Beyond All Desire / Tom Phillips


Look behind the soap-opera-like title and the soft-core porn cover of this book published by Monarch in 1961, and you’ve got . . . well, for the most part a soap-opera-like, soft-core porn novel. Which isn’t too much of a surprise considering that “Tom Phillips” was really Thomas P. Ramirez, who wrote dozens of Nightstand Books and Midnight Readers under the pseudonym Tony Calvano.

What makes this book a little better than it might have been is its behind-the-scenes look at a gigantic construction project, in this case an oil refinery and the company town that goes with it. Ramirez worked in the construction business, and those sections have an air of gritty authenticity about them. The corporate intrigue and sabotage and big business atmosphere make this book resemble a John D. MacDonald novel at times, although without MacDonald’s talent and storytelling ability. The numerous lurid romantic entanglements are actually the weakest part of the story.

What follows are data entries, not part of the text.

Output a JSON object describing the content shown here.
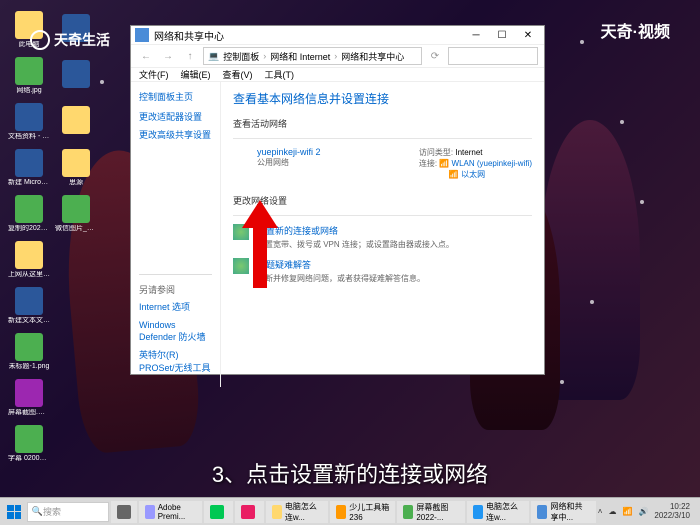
{
  "watermark": {
    "left": "天奇生活",
    "right": "天奇·视频"
  },
  "desktop_icons_col1": [
    {
      "label": "此电脑",
      "cls": "folder"
    },
    {
      "label": "网络.jpg",
      "cls": "img"
    },
    {
      "label": "文档资料 - 072030...",
      "cls": "word"
    },
    {
      "label": "新建 Microsoft...",
      "cls": "word"
    },
    {
      "label": "复制的2021 最新PNG 020000.png",
      "cls": "img"
    },
    {
      "label": "上网从这里开始.html",
      "cls": "folder"
    },
    {
      "label": "新建文本文档.txt",
      "cls": "word"
    },
    {
      "label": "未标题-1.png",
      "cls": "img"
    },
    {
      "label": "屏幕截图.mp4",
      "cls": "vid"
    },
    {
      "label": "字幕 020000.png",
      "cls": "img"
    }
  ],
  "desktop_icons_col2": [
    {
      "label": "",
      "cls": "word"
    },
    {
      "label": "",
      "cls": "word"
    },
    {
      "label": "",
      "cls": "folder"
    },
    {
      "label": "思源",
      "cls": "folder"
    },
    {
      "label": "微信图片_20220...",
      "cls": "img"
    }
  ],
  "window": {
    "title": "网络和共享中心",
    "breadcrumbs": [
      "控制面板",
      "网络和 Internet",
      "网络和共享中心"
    ],
    "search_placeholder": "",
    "menu": [
      "文件(F)",
      "编辑(E)",
      "查看(V)",
      "工具(T)"
    ],
    "sidebar": {
      "top": "控制面板主页",
      "items": [
        "更改适配器设置",
        "更改高级共享设置"
      ],
      "section": "另请参阅",
      "bottom": [
        "Internet 选项",
        "Windows Defender 防火墙",
        "英特尔(R) PROSet/无线工具"
      ]
    },
    "main": {
      "title": "查看基本网络信息并设置连接",
      "active_title": "查看活动网络",
      "net_name": "yuepinkeji-wifi 2",
      "net_type": "公用网络",
      "access_lbl": "访问类型:",
      "access_val": "Internet",
      "conn_lbl": "连接:",
      "conn_val1": "WLAN (yuepinkeji-wifi)",
      "conn_val2": "以太网",
      "change_title": "更改网络设置",
      "opt1": "设置新的连接或网络",
      "opt1_desc": "设置宽带、拨号或 VPN 连接；或设置路由器或接入点。",
      "opt2": "问题疑难解答",
      "opt2_desc": "诊断并修复网络问题，或者获得疑难解答信息。"
    }
  },
  "caption": "3、点击设置新的连接或网络",
  "taskbar": {
    "search": "搜索",
    "tasks": [
      {
        "label": "Adobe Premi...",
        "color": "#9999ff"
      },
      {
        "label": "",
        "color": "#00c853"
      },
      {
        "label": "",
        "color": "#e91e63"
      },
      {
        "label": "电脑怎么连w...",
        "color": "#ffd86e"
      },
      {
        "label": "少儿工具箱 236",
        "color": "#ff9800"
      },
      {
        "label": "屏幕截图2022-...",
        "color": "#4CAF50"
      },
      {
        "label": "电脑怎么连w...",
        "color": "#2196F3"
      },
      {
        "label": "网络和共享中...",
        "color": "#4a8cd8"
      }
    ],
    "time": "10:22",
    "date": "2022/3/10"
  }
}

I don’t know if Ramirez wrote any other Monarch Books as Tom Phillips. I’m not going to go out looking for them. But if I ever run across another one, I’ll probably pick it up.

2 comments:

Anonymous said...

When not busy doing (unrecreational, alas) damage to myself over the last week or so, I've been reading Clark Howard's DIRT RICH, which is also a bit more sexually explicit than his EQMM and AHMM stories, and a (perhaps MacDonald/Gormanesque) broad-sweep historical (not as precious as Doctorow, not as dull and lazy as Michener, generally just better than Jakes, as one might expect from Howard), and also is focused around the post-WWI Texas oil industry. That and a Muller McCone I had managed not to catch before, LEAVE A MESSAGE FOR WILLIE. So at least the literary part of life has been pleasant...

James Reasoner said...

DIRT RICH is one of those books I've been meaning to read for years. I have a copy of it in my shelves but just haven't gotten to it. I've liked all of Clark Howard's shorter work that I've read, but I haven't tried any of his novels yet.